Depuis des mois, Dassault Aviation ne cesse de réclamer un changement dans la gouvernance du Système de combat aérien du futur [SCAF] afin d’avoir toute la latitude nécessaire pour lui permettre de tenir son rôle de maître d’œuvre, pour lequel il a été désigné pour le pilier n° 1 de ce projet, lequel correspond au développement d’un avion de combat de nouvelle génération [NGF – New Generation System]. Et cela d’autant plus que cet appareil devra, comme le Rafale actuellement, effectuer des missions nucléaires et pouvoir embarquer à bord d’un porte-avions.
Or, les deux autres partenaires du pilier n° 1, c’est-à-dire les filiales allemande et espagnole d’Airbus, s’opposent à toute évolution de la gouvernance allant dans le sens voulu par Dassault Aviation. Ce qui fait que, pour le moment, le projet reste bloqué à la phase 1B et que la suivante [la phase 2], censée aboutir au vol d’un démonstrateur, est hypothétique.
« La question se pose pour l’efficacité du projet qui est à trois pays […] où il n’y a pas un vrai leader mais trois ‘co-co-co’. […] Comment je peux avoir un leadership alors que j’ai en face de moi quelqu’un qui pèse deux fois plus ? Comment peut-on assurer une maîtrise d’œuvre si je n’ai pas le droit de choisir des sous-traitants en France, en Espagne et en Allemagne ? […] Je pense que ce n’est pas la bonne méthode pour faire voler un avion », avait résumé Éric Trappier, le PDG de Dassault Aviation, lors de la présentation des résultats semestriels de son groupe, le 22 juillet dernier.

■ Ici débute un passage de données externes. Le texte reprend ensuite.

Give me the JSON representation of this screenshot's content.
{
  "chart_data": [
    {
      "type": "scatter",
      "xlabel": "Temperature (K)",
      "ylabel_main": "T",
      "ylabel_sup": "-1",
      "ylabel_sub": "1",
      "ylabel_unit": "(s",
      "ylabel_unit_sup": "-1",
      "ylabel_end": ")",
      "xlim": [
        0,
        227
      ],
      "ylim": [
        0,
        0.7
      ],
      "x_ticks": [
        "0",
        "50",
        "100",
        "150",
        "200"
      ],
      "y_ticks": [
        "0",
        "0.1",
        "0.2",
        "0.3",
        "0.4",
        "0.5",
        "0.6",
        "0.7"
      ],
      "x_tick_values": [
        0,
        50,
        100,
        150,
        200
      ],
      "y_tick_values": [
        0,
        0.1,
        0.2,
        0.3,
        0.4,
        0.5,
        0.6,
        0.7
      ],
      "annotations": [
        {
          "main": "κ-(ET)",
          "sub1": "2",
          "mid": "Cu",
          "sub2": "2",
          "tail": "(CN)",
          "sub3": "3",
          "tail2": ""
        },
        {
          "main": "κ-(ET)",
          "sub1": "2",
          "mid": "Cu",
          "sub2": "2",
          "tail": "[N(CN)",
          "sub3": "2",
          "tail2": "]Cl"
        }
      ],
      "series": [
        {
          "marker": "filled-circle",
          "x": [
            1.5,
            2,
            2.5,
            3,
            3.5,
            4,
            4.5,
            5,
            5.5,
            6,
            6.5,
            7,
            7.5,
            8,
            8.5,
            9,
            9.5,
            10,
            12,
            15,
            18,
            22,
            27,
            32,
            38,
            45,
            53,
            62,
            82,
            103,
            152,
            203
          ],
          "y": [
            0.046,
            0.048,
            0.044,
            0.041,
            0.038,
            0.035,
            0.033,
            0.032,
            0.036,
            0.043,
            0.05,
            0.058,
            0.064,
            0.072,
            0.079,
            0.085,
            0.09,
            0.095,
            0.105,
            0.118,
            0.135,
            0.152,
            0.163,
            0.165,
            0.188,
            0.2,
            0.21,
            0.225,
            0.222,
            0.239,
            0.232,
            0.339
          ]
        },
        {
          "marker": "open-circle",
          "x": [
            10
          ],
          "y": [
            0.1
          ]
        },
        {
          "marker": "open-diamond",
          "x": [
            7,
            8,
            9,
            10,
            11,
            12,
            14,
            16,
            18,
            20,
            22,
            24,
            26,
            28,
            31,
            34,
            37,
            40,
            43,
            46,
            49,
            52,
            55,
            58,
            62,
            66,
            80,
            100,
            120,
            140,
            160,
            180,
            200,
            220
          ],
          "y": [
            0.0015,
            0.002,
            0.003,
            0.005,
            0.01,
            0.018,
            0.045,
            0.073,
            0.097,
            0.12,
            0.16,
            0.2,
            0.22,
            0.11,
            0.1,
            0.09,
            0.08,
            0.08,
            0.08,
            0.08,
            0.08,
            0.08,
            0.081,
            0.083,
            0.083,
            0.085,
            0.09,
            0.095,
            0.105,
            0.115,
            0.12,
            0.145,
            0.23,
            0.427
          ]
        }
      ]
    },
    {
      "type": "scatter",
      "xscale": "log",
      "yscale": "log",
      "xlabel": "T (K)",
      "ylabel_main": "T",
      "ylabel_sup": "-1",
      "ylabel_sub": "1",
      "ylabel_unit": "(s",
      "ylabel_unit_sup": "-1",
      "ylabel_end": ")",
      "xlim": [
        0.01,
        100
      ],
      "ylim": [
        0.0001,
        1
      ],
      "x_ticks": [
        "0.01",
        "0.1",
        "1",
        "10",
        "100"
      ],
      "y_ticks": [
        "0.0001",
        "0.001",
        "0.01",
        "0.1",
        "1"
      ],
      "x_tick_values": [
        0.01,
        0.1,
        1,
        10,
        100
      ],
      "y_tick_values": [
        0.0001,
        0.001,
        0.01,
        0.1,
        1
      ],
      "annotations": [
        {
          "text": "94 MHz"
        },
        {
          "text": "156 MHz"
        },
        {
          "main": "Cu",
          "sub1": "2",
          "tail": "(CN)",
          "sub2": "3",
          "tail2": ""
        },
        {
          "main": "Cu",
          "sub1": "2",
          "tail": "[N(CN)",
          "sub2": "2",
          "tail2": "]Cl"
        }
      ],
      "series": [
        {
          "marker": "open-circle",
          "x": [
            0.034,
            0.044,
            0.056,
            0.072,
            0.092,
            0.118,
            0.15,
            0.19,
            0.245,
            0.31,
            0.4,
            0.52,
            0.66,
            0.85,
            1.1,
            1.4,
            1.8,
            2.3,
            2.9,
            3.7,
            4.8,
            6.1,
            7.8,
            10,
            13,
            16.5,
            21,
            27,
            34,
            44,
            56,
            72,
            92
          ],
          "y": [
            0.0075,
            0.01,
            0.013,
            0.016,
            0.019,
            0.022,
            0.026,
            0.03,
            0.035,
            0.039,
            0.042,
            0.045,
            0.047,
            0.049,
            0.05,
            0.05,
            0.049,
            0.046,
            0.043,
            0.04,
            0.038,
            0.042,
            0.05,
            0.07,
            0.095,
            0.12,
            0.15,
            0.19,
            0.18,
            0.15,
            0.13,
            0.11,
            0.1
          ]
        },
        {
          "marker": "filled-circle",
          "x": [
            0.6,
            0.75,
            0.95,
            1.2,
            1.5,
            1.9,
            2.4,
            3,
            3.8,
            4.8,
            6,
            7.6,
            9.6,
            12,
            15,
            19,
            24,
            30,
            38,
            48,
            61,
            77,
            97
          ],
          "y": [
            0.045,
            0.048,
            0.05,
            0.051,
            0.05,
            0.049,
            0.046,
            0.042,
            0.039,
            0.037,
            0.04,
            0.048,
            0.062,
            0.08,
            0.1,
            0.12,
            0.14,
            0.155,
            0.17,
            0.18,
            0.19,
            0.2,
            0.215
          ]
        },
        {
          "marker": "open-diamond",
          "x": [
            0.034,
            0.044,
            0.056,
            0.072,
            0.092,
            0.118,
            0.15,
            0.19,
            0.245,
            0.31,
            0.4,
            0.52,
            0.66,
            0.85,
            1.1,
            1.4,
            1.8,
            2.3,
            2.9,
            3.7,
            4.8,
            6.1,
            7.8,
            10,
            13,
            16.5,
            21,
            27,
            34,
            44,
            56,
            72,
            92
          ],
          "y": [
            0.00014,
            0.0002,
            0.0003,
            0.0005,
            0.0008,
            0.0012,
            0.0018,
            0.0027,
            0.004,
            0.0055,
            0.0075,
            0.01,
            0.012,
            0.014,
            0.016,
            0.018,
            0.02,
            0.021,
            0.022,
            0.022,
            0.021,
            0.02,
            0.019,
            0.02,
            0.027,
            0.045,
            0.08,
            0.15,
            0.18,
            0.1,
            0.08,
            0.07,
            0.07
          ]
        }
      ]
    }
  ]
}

Cependant, Airbus Defence & Space entend rester aux règles de gouvernance telles qu’elles ont été définies au moment du lancement de la phase 1B. « Si les gens veulent que le SCAF existe, nous savons tous comment le faire. Il suffit de revenir à ce qui a été convenu et de s’y tenir. Mais si les gens pensent que nous devons revenir à la case départ et recommencer toute la discussion, ce n’est pas acceptable », s’était ainsi agacé Michael Schoellhorn, son PDG, quelques semaines plus tôt.
En attendant, comme l’a souligné le 19e rapport sur l’armement récemment publié par le ministère allemand de la Défense, la phase 1B du SCAF permet d’assurer la « continuité du développement de l’industrie aéronautique allemande dans le cadre d’une coopération » avec la France et l’Espagne. « Les technologies clés nationales seront également promues dans les domaines des capteurs et des opérations en réseau. La réussite du projet est une condition essentielle à la compétitivité de l’industrie aéronautique militaire allemande et européenne », a-t-il ajouté.
Quoi qu’il en soit, fin juillet, à l’issue d’une rencontre entre le président Macron et le chancelier allemand, Friedrich Merz, à Berlin, il a été dit que les ministres de la défense des deux pays, à savoir Sébastien Lecornu et Boris Pistorius, allaient être chargés « d’évaluer une perspective réaliste de coopération au sein du consortium SCAF et de présenter des propositions pour résoudre les conflits existants ». Et cela, avant la tenue d’un nouveau conseil des ministres franco-allemand, à Toulon, le 29 août. En clair, il leur a été demandé de faire converger deux points de vue inconciliables.
A priori, la partie allemande n’a pas l’intention de céder, à en juger par un document récemment remis à la commission du budget du Bundestag par le ministère de la Défense et auquel l’agence Reuters a eu accès.
Ainsi, selon cette dernière, ce document met en garde « contre de graves conséquences pour les capacités du futur avion de combat et la participation de l’industrie allemande si des concessions étaient accordées à l’industrie française ». Et d’ajouter : « Des options pour une solution seront élaborées d’ici la fin de l’année avant qu’une décision sur les prochaines étapes ne soit prise ».
Le 25 août, lors d’un point presse tenu pour évoquer le prochain Conseil des ministres franco-allemand, l’Élysée a confirmé que le sujet du SCAF serait abordé… mais « tout ne sera pas traité en détail au niveau des leaders ». En tout cas, a poursuivi la présidence française, « les difficultés passagères doivent être traitées » car « il n’y a pas de plan B ». Sauf que ces « difficultés passagères » durent depuis quelque temps déjà…
À noter que, avant de se rendre dans le Var, M. Pistorius recevra Margarita Robles, la ministre espagnole de la Défense, à Berlin. Selon cette dernière, il s’agira notamment de « promouvoir » le projet SCAF, dans lequel « l’Espagne est fermement impliquée ».